Cuando tenía once años, presencié personalmente varias demoliciones. La operación solía comenzar declarando zona militar cerrada al pueblo donde se localizaba la casa sentenciada. Entonces, se les ordenaba a todos los hombres de edades comprendidas entre los 14 a 70 años que se reunieran en el patio del colegio local, con las cabezas agachadas. Muy a menudo los soldados disparaban por encima de las cabezas de la gente para mantenerles aterrorizados. El civismo brillaba siempre por su ausencia y, en aquellos días, no había Al Jazira alguna ni CNN para cubrir los vergonzosos actos de Israel, por eso se sentían en completa libertad para hacer lo que les viniera en gana.
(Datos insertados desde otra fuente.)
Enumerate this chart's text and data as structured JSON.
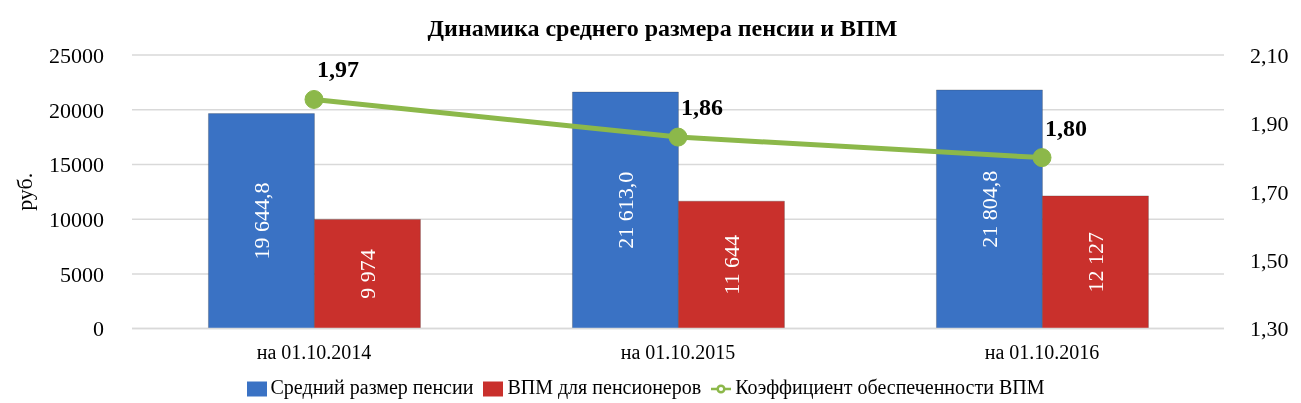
{
  "chart_data": {
    "type": "bar",
    "title": "Динамика среднего размера пенсии и ВПМ",
    "ylabel": "руб.",
    "categories": [
      "на 01.10.2014",
      "на 01.10.2015",
      "на 01.10.2016"
    ],
    "series": [
      {
        "name": "Средний размер пенсии",
        "color": "#3a72c4",
        "values": [
          19644.8,
          21613.0,
          21804.8
        ],
        "value_labels": [
          "19 644,8",
          "21 613,0",
          "21 804,8"
        ]
      },
      {
        "name": "ВПМ для пенсионеров",
        "color": "#c9302c",
        "values": [
          9974,
          11644,
          12127
        ],
        "value_labels": [
          "9 974",
          "11 644",
          "12 127"
        ]
      },
      {
        "name": "Коэффициент обеспеченности ВПМ",
        "type": "line",
        "axis": "y2",
        "color": "#8cb84a",
        "values": [
          1.97,
          1.86,
          1.8
        ],
        "value_labels": [
          "1,97",
          "1,86",
          "1,80"
        ]
      }
    ],
    "ylim": [
      0,
      25000
    ],
    "yticks": [
      0,
      5000,
      10000,
      15000,
      20000,
      25000
    ],
    "y2lim": [
      1.3,
      2.1
    ],
    "y2ticks": [
      {
        "value": 1.3,
        "label": "1,30"
      },
      {
        "value": 1.5,
        "label": "1,50"
      },
      {
        "value": 1.7,
        "label": "1,70"
      },
      {
        "value": 1.9,
        "label": "1,90"
      },
      {
        "value": 2.1,
        "label": "2,10"
      }
    ],
    "grid": "y",
    "legend": "bottom",
    "marker": "circle"
  }
}
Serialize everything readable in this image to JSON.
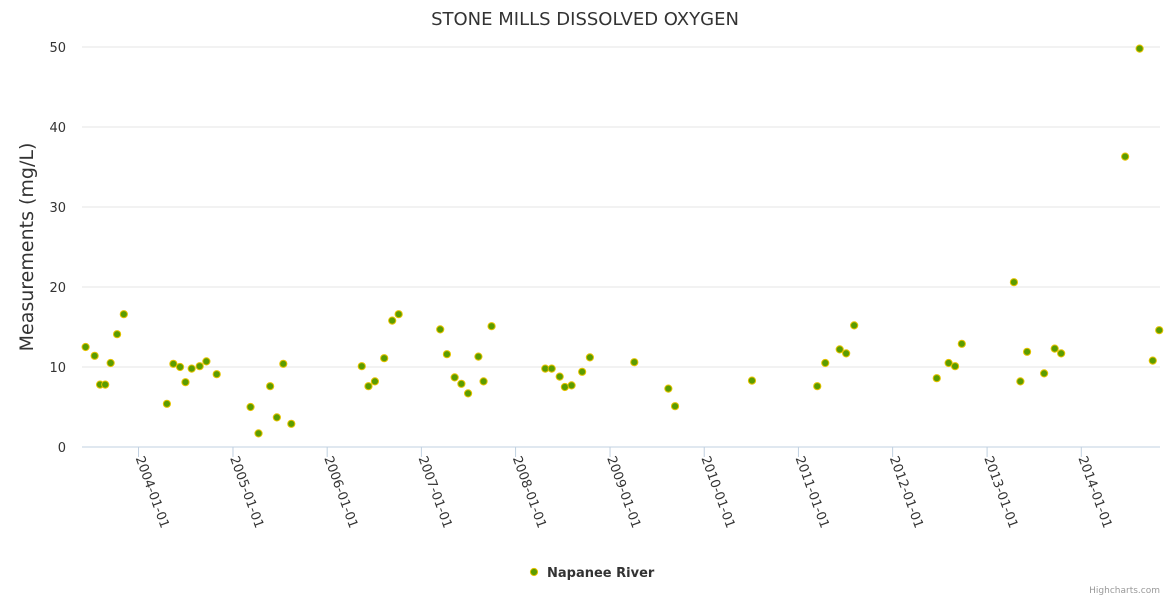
{
  "chart_data": {
    "type": "scatter",
    "title": "STONE MILLS DISSOLVED OXYGEN",
    "xlabel": "",
    "ylabel": "Measurements (mg/L)",
    "ylim": [
      0,
      50
    ],
    "yticks": [
      0,
      10,
      20,
      30,
      40,
      50
    ],
    "xlim": [
      "2003-05-27",
      "2014-11-02"
    ],
    "xticks": [
      "2004-01-01",
      "2005-01-01",
      "2006-01-01",
      "2007-01-01",
      "2008-01-01",
      "2009-01-01",
      "2010-01-01",
      "2011-01-01",
      "2012-01-01",
      "2013-01-01",
      "2014-01-01"
    ],
    "grid": true,
    "legend_position": "bottom-center",
    "series": [
      {
        "name": "Napanee River",
        "color": "#5b9c00",
        "edge_color": "#e6c200",
        "points": [
          [
            "2003-06-10",
            12.5
          ],
          [
            "2003-07-15",
            11.4
          ],
          [
            "2003-08-05",
            7.8
          ],
          [
            "2003-08-25",
            7.8
          ],
          [
            "2003-09-15",
            10.5
          ],
          [
            "2003-10-10",
            14.1
          ],
          [
            "2003-11-05",
            16.6
          ],
          [
            "2004-04-20",
            5.4
          ],
          [
            "2004-05-15",
            10.4
          ],
          [
            "2004-06-10",
            10.0
          ],
          [
            "2004-07-01",
            8.1
          ],
          [
            "2004-07-25",
            9.8
          ],
          [
            "2004-08-25",
            10.1
          ],
          [
            "2004-09-20",
            10.7
          ],
          [
            "2004-10-30",
            9.1
          ],
          [
            "2005-03-10",
            5.0
          ],
          [
            "2005-04-10",
            1.7
          ],
          [
            "2005-05-25",
            7.6
          ],
          [
            "2005-06-20",
            3.7
          ],
          [
            "2005-07-15",
            10.4
          ],
          [
            "2005-08-15",
            2.9
          ],
          [
            "2006-05-15",
            10.1
          ],
          [
            "2006-06-10",
            7.6
          ],
          [
            "2006-07-05",
            8.2
          ],
          [
            "2006-08-10",
            11.1
          ],
          [
            "2006-09-10",
            15.8
          ],
          [
            "2006-10-05",
            16.6
          ],
          [
            "2007-03-15",
            14.7
          ],
          [
            "2007-04-10",
            11.6
          ],
          [
            "2007-05-10",
            8.7
          ],
          [
            "2007-06-05",
            7.9
          ],
          [
            "2007-07-01",
            6.7
          ],
          [
            "2007-08-10",
            11.3
          ],
          [
            "2007-08-30",
            8.2
          ],
          [
            "2007-09-30",
            15.1
          ],
          [
            "2008-04-25",
            9.8
          ],
          [
            "2008-05-20",
            9.8
          ],
          [
            "2008-06-20",
            8.8
          ],
          [
            "2008-07-10",
            7.5
          ],
          [
            "2008-08-05",
            7.7
          ],
          [
            "2008-09-15",
            9.4
          ],
          [
            "2008-10-15",
            11.2
          ],
          [
            "2009-04-05",
            10.6
          ],
          [
            "2009-08-15",
            7.3
          ],
          [
            "2009-09-10",
            5.1
          ],
          [
            "2010-07-05",
            8.3
          ],
          [
            "2011-03-15",
            7.6
          ],
          [
            "2011-04-15",
            10.5
          ],
          [
            "2011-06-10",
            12.2
          ],
          [
            "2011-07-05",
            11.7
          ],
          [
            "2011-08-05",
            15.2
          ],
          [
            "2012-06-20",
            8.6
          ],
          [
            "2012-08-05",
            10.5
          ],
          [
            "2012-08-30",
            10.1
          ],
          [
            "2012-09-25",
            12.9
          ],
          [
            "2013-04-15",
            20.6
          ],
          [
            "2013-05-10",
            8.2
          ],
          [
            "2013-06-05",
            11.9
          ],
          [
            "2013-08-10",
            9.2
          ],
          [
            "2013-09-20",
            12.3
          ],
          [
            "2013-10-15",
            11.7
          ],
          [
            "2014-06-20",
            36.3
          ],
          [
            "2014-08-15",
            49.8
          ],
          [
            "2014-10-05",
            10.8
          ],
          [
            "2014-10-30",
            14.6
          ]
        ]
      }
    ]
  },
  "credits": "Highcharts.com"
}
Entonces, el oficial que estaba al mando concedía a la familia sentenciada media hora para reunir todas sus pertenencias en el exterior de la casa. (Actualmente, no dan ni cinco minutos).

La escena de adolescentes consolando a niños más pequeños es devastadora. Las angustiadas amas de casa luchaban por sacar sus utensilios y cualquier exiguo electrodoméstico para que no se lo aplastaran. Los niños corrían a coger su juguete favorito, o alguna foto ampliada de su difunto abuelo, antes de que fuera demasiado tarde. Entonces el oficial al mando gritaba «¡adelante!» y la casa se convertía en escombros.

Más tarde, la Cruz Roja les llevaba una tienda de campaña, como refugio temporal, o la atormentada familia sencillamente levantaba una especie de cercado y dormía bajo los árboles en compañía de las estrellas. Estas son imágenes indelebles de miseria, del desagradable testimonio de la barbarie de estilo nazi de Israel.

Al haber nacido en una familia tan pobre, comencé a trabajar como albañil en Beir Shiva cuando tenía catorce años y después como ayudante de escayolista (Mayish). Pude aprender hebreo y también el dialecto marroquí que hablan muchos judíos emigrados del Norte de Africa. Al igual que los palestinos, la mayoría de los judíos marroquíes trabajaban en la construcción. Algunos también eran barrenderos.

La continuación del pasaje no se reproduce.